Perfect way to celebrate Bastille day eve with a Kiwi that’s better value and probably a bit cleaner than some more illustrious Bordeaux, which was already an expensive dabble thirty years ago when the bug bit. Not that price stopped a reckless love of Burgundy instead. Probably as many disappointments too. Anyway, unlike nearly every other NZ producer, Te Mata are as nineteenth century traditional as the Bordelaise in the choice of stopper. Happily the expensive looking tree bark here didn’t spoil a seriously delicious wine. Just medium in body but achingly fragrant. A perfect mix of marginally tart but ripe fruit and a savoury anchor. Black cherry, cassis, sweet green leaves and seasoning of black olive and cedar oak, all in elegant proportion and driven long. Hint of that grounding claret gravel too. No grunt, just harmony. Anyone on either bank of the Gironde able to guarantee the same quality to price rapport?
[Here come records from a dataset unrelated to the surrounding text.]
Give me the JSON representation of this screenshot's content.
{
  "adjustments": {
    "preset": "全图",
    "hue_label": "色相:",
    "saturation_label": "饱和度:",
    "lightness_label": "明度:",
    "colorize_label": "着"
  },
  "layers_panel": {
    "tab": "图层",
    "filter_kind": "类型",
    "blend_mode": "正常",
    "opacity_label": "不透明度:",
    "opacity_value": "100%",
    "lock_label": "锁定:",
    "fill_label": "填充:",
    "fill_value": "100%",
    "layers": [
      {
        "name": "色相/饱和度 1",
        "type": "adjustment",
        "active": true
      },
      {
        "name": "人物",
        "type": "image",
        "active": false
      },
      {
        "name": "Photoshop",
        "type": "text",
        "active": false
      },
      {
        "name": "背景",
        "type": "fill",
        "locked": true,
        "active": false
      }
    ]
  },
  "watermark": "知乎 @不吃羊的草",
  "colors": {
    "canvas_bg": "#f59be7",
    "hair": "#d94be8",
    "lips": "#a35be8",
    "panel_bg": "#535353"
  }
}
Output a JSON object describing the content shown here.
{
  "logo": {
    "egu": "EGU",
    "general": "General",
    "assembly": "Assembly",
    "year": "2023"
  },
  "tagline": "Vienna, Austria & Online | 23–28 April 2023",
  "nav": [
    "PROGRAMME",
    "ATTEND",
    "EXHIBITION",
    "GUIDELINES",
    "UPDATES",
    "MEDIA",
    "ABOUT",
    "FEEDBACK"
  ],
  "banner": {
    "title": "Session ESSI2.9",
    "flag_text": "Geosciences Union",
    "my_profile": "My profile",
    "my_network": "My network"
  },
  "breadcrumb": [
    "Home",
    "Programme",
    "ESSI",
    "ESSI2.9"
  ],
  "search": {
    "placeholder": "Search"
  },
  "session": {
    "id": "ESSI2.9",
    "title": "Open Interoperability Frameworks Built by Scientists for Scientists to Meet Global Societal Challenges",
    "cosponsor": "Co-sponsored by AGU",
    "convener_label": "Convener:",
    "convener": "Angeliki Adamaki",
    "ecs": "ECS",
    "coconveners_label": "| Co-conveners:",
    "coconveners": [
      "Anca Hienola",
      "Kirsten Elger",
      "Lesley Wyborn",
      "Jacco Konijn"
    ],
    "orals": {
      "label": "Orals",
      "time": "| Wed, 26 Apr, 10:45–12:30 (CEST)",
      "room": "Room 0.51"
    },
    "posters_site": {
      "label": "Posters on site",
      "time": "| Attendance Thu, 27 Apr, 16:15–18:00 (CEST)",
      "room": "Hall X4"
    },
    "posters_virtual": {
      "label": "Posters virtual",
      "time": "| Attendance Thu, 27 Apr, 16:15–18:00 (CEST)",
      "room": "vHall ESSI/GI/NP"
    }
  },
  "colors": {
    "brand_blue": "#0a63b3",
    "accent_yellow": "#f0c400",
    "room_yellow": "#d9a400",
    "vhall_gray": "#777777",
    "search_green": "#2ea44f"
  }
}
Could default to a predictably not funny….. choice, eh bro?
13.50% alcohol. CORK! C’est quoi!? $28 from what Dan’s questionably call a rationalisation which means they won’t stock it at my local. Happy to take the below cost discount to clear it though.
Just to make sure Nebbiolo’s over represented hereabouts, yet another. Enoteca Sileno have developed a reputation for perhaps not the thinnest of margins on wine but if you look carefully in their impressive wine fridge, you’ll notice less lauded vintages still there for about $135. Less if you buy a few and tongue in cheek ask for a discount. This Montestefano is still a craggy peak of dense stone. Very ripe red cherry, earthy tar and a bit of licorice, well, it is Neb of course. Chunks of mouth desiccating tannin and acid. Only tamed by fat and protein. Warm vintage, big hearted wine from the most stern of the Produttori’s crus. As unyielding as a 90s’ Juventus back four.